PyData Amsterdam 2016
Data cleaning is the first step of every Data Science project. Next one does Data Science. The talk covers a missing step of deployment and scaling Data Applications in production. We will go through all major steps of the process like Dockerizing application, Continuous Deployment with further AWS stack creation and rolling deploys although also covering new trends in Serverless architecture.
Data Science is quite a young field. One of the definitions of Data Scientist: Person who is better at statistics than any software engineer and better at software engineering than any statistician. Hence, it's quite important to talk not only about best practices of feature generation and not overfitting but also about more of software engineering topics.
The talk is based on our experience of Data Science developments at Stylight, an international fashion e-commerce company, that operates in 15 countries worldwide. We refer to our Data Applications written in R and Python, Scala; but the content is not limited to mentioned languages and applicable others.

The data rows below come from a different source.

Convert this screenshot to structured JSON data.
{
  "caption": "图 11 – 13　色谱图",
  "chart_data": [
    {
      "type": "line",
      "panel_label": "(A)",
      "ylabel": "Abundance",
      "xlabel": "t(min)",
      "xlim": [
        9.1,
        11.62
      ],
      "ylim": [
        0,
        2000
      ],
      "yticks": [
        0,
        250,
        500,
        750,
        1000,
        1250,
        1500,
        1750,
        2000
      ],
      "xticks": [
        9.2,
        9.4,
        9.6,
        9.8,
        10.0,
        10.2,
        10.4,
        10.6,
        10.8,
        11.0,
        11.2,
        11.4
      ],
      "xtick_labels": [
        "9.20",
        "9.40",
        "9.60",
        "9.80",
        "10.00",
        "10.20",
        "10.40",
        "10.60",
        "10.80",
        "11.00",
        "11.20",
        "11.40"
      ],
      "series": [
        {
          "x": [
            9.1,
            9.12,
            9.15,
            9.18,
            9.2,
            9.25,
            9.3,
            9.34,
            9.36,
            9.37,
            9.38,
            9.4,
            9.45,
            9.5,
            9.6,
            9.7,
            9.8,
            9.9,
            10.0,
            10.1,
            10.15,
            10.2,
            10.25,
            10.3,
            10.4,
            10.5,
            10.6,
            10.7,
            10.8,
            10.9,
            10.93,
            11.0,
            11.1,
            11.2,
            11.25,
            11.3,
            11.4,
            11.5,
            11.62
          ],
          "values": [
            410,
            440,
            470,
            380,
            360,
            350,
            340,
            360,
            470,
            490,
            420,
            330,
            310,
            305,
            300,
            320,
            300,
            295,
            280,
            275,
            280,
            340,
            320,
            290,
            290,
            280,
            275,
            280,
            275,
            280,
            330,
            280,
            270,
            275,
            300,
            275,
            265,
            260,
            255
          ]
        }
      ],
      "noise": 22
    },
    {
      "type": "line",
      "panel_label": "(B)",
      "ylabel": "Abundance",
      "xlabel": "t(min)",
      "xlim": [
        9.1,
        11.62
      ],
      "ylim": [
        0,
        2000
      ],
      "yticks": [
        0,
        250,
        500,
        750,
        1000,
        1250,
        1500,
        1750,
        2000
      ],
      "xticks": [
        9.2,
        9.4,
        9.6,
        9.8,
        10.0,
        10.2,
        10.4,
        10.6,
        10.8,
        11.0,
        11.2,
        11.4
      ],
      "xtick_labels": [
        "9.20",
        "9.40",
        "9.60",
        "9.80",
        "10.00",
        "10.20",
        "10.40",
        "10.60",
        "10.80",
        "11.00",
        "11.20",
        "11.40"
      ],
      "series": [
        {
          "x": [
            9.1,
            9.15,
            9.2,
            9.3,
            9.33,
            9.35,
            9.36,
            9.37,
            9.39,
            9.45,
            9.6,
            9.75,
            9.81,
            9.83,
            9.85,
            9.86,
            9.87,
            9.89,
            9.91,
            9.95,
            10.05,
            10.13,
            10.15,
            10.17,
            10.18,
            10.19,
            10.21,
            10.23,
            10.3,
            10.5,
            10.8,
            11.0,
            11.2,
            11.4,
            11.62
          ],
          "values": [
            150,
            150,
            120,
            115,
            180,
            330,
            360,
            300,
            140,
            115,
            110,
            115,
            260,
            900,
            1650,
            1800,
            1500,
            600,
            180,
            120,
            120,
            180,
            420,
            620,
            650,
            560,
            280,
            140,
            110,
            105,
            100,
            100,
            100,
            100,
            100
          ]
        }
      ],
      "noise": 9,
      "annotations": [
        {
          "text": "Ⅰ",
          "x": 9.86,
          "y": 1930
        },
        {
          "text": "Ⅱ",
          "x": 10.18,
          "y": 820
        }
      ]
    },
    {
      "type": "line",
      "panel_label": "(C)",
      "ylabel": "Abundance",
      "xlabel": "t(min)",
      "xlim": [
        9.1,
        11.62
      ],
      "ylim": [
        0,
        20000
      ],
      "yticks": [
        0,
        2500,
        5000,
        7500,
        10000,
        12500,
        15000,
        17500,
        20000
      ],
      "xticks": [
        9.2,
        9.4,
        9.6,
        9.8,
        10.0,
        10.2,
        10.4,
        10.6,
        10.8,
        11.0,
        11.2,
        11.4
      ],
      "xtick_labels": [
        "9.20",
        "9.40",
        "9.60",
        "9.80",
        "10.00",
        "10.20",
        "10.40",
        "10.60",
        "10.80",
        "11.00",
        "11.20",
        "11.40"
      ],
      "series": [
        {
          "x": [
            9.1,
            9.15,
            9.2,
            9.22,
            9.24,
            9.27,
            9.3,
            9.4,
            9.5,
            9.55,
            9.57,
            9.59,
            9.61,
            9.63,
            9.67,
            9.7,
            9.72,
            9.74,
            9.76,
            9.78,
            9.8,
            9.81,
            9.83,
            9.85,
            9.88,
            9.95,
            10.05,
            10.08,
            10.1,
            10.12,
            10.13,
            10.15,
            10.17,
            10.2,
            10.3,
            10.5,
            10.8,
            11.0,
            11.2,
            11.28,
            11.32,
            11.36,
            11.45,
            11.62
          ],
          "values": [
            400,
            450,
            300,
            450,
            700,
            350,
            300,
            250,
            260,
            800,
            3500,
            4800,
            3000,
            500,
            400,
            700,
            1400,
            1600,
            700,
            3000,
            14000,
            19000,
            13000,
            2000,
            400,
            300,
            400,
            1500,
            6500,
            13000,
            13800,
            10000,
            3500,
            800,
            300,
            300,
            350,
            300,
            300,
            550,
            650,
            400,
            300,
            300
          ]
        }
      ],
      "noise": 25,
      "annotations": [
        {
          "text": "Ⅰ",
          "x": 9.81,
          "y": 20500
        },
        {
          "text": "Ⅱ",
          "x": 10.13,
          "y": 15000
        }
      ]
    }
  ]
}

The talk consists three main parts. A first part introduces best practices of development. How to structure your development, make deployment easy and reproducible, how to make Continuous Integration and commit triggered deployments. The second part covers production deployment to AWS stack, in particular focusing on concepts of immutable infrastructure and infrastructure as code. The last part about using serverless architecture for data applications. We introduce an example of our outlier detection system, that automatically scales based on such approach.